Presenting itself front and centre as an important gateway building for the campus, PLC’s Learning Resource Centre creates a new focus for the school through its planning and architectural form, connecting with and drawing in the unique fabric of the college’s established formal and semi-formal learning spaces and settings, sports ovals and gardens.

Project Name: 21 PLC Learning Resource Centre
Studio Name: Cox Architecture
Location: Melbourne, Australia
Photography: David Yeow
Project size: 300 m2
Project Budget: $9000000
Completion date: 2012

21 PLC Learning Resource Centre by Cox Architecture - Sheet1
Interior ©David Yeow

The Centre creates a new participatory architecture that actively supports communities of learners, harnessing the potentialities of a 21st Century Campus, its physical spaces and places, pedagogical changes and emerging learning environments. We understand that learning extends well beyond the classroom, it has become richer and more complex. With advanced technologies generating new ways of learning and the tools to support them, students are seeking more collaborative and immersive experiences within the Campus environment.

21 PLC Learning Resource Centre by Cox Architecture - Sheet2
Workstation ©David Yeow

The form of the building, its roof and façade components and its planned environments have been configured to create a reflection and extension of its landscape setting, drawing this context into the experience of the new; a piece of armature that orientates the student journey through the campus, redeveloping and strengthening primary and secondary connections.
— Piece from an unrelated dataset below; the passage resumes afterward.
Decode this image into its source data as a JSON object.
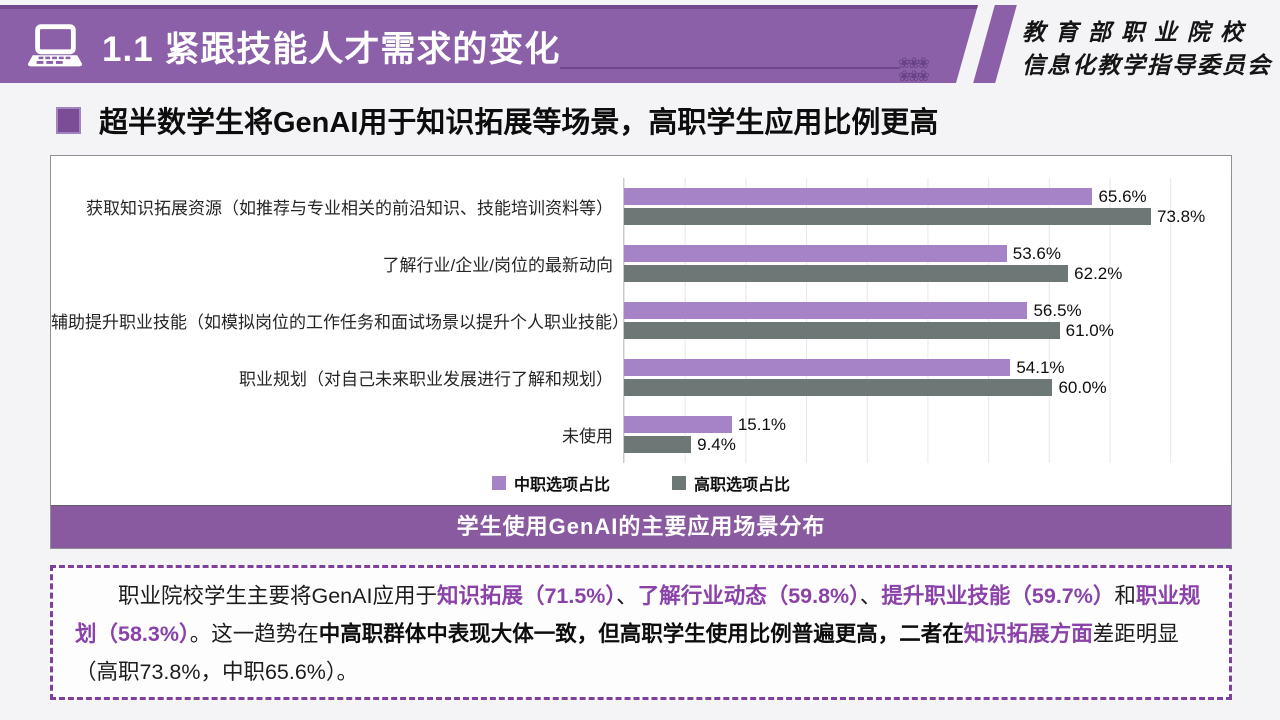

21 PLC Learning Resource Centre by Cox Architecture - Sheet3
Exterior View ©David Yeow

The various space types and environments within the Centre have been organised like a City Campus into public, semi-private and private areas. The most community-centred of spaces being the central ‘Market Place’ an active community hub defined within and by a light filled central atrium, undulating roof form and expansive glazed façades that float, fold and wrap themselves over a diversity of activities in and around the building.